What have I done?

Academic projects

Cross-Linguistic Prosodic Priming (2019)

Term paper written with a fellow student for undergraduate laboratory linguistics course. The paper reports on an experiment investigating whether stress patterns are able to be primed crosslinguistically.

Lexical Variation and Gender in Informal Social Media Environments (2018)

Term paper written for undergraduate sociolinguistics course. Data related to preferences about acronym and abbreviation usage on social media was collected via survey along with various pieces of demographic information about the respondent. An analysis of lexical variation across gender was subsequently performed. Selected for presentation at the 2019 edition of CLAUSE̥ (Canadian Linguistics Annual Undergraduate Symposium).


Personal projects

Papers

An expanded demographically informed analysis of Toontown Rewritten chat message data (2024)

A much more extensive study expanding upon previous demographic NLP research. A second, larger demographic corpus was compiled by hand and merged with the original from my 2023 study and an analysis was subsequently carried out in Python. GitHub repository here.

A preliminary demographically informed analysis of Toontown Rewritten chat message data (2023)

Initial study integrating demographic and NLP research related to Toontown Rewritten into a unified investigation. A demographic corpus was assembled by hand over a span of approximately six months and an analysis was performed in R. GitHub repository here.

Predicting different leg colour in Toontown Rewritten with supervised classification (2022)

Various supervised classification algorithms were utilized to attempt to predict if members of the dataset had legs which were a different colour than the rest of their body. GitHub repository here.

An exploration of Toontown Rewritten demographics (2022)

Large study investigating the demographics of a sample of the population of the MMORPG Toontown Rewritten. Data was collected by hand in the summer of 2021 and cleaned, analyzed, visualized in Python. GitHub repository here.


Projects

Toontown Rewritten LDA and NMF (2022) and Toontown Rewritten LDA topic modeling with gensim (2024)

Various iterations of performing topic modeling via latent Dirichlet allocation (LDA) and non-negative matrix factorization (NMF) on a text corpus consisting of chat messages from Toontown Rewritten. The 2022 project is purely linguistic whereas the recent 2024 project utilizes my extended demographic corpus.

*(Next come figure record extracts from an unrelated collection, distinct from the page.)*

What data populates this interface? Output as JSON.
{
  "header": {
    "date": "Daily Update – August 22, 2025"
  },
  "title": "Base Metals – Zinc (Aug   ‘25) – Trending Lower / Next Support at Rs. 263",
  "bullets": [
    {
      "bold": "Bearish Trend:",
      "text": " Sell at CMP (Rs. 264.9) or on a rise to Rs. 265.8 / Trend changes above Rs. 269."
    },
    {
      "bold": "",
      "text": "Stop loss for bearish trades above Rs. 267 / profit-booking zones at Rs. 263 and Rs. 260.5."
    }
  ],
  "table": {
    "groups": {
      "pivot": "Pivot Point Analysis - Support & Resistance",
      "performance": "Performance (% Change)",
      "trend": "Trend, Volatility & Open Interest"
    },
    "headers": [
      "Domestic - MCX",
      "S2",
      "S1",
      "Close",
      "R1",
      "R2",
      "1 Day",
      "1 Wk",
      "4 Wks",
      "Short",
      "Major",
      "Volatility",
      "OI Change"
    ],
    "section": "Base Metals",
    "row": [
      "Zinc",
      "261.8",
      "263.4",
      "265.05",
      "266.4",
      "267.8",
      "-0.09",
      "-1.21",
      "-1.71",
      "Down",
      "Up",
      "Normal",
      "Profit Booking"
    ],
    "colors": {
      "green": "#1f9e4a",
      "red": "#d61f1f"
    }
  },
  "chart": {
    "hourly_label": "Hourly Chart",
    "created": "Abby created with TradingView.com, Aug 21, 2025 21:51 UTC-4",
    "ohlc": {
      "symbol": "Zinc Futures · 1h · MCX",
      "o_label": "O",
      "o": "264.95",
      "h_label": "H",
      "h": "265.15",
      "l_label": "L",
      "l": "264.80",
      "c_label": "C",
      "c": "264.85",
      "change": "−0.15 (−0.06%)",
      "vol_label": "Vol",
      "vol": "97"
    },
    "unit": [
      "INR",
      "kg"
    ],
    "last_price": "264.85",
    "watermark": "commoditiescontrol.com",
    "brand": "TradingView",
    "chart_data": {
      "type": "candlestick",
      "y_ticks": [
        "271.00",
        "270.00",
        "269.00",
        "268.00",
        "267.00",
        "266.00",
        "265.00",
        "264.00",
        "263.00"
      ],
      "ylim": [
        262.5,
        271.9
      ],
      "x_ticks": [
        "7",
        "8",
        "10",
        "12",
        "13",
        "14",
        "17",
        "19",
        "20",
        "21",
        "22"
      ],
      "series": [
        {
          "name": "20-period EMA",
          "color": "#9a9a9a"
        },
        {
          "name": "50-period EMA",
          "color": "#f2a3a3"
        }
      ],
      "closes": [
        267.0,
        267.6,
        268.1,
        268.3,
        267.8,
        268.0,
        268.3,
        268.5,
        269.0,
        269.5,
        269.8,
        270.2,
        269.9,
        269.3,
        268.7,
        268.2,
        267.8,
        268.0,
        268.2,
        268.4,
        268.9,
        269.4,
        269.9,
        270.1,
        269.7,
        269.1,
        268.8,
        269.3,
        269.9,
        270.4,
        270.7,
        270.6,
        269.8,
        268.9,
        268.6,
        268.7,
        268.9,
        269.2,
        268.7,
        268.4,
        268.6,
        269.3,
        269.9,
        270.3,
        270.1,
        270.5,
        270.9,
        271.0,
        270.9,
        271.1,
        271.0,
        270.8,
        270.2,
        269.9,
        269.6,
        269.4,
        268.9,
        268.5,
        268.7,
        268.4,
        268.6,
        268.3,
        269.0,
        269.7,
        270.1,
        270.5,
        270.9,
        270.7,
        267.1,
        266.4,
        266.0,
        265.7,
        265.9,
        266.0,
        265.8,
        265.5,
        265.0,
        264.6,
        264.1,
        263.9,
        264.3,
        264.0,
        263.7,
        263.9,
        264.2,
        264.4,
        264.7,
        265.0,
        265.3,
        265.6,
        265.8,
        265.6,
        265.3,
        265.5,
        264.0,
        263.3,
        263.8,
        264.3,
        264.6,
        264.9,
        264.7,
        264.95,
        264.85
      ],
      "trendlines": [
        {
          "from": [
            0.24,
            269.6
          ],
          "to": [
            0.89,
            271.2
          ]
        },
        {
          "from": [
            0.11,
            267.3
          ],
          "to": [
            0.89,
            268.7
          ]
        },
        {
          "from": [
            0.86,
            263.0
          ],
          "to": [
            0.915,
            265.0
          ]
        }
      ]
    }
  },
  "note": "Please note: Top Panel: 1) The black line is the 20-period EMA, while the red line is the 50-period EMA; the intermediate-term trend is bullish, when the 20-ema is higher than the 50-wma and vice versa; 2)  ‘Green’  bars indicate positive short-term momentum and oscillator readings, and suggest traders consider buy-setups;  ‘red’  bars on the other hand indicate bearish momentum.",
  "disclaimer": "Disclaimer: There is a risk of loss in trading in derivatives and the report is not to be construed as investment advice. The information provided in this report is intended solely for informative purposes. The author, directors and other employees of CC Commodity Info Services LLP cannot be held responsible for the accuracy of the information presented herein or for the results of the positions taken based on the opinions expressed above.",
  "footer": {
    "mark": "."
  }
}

Dota 2 corpus analysis (2022)

Exploration and visualization in Python of a large corpus of in-game chat messages from Dota 2 through measures of token frequency, polarity, and message length.

Toontown Rewritten corpus analysis (2022)

A simple non-demographic linguistic analysis exploring a corpus of in-game chat messages.

Dota hero clustering with k-means (2022)

Usage of k-means clustering to group Dota heroes into three clusters based on their base attributes. High accuracy was achieved after exploratory analysis and feature selection.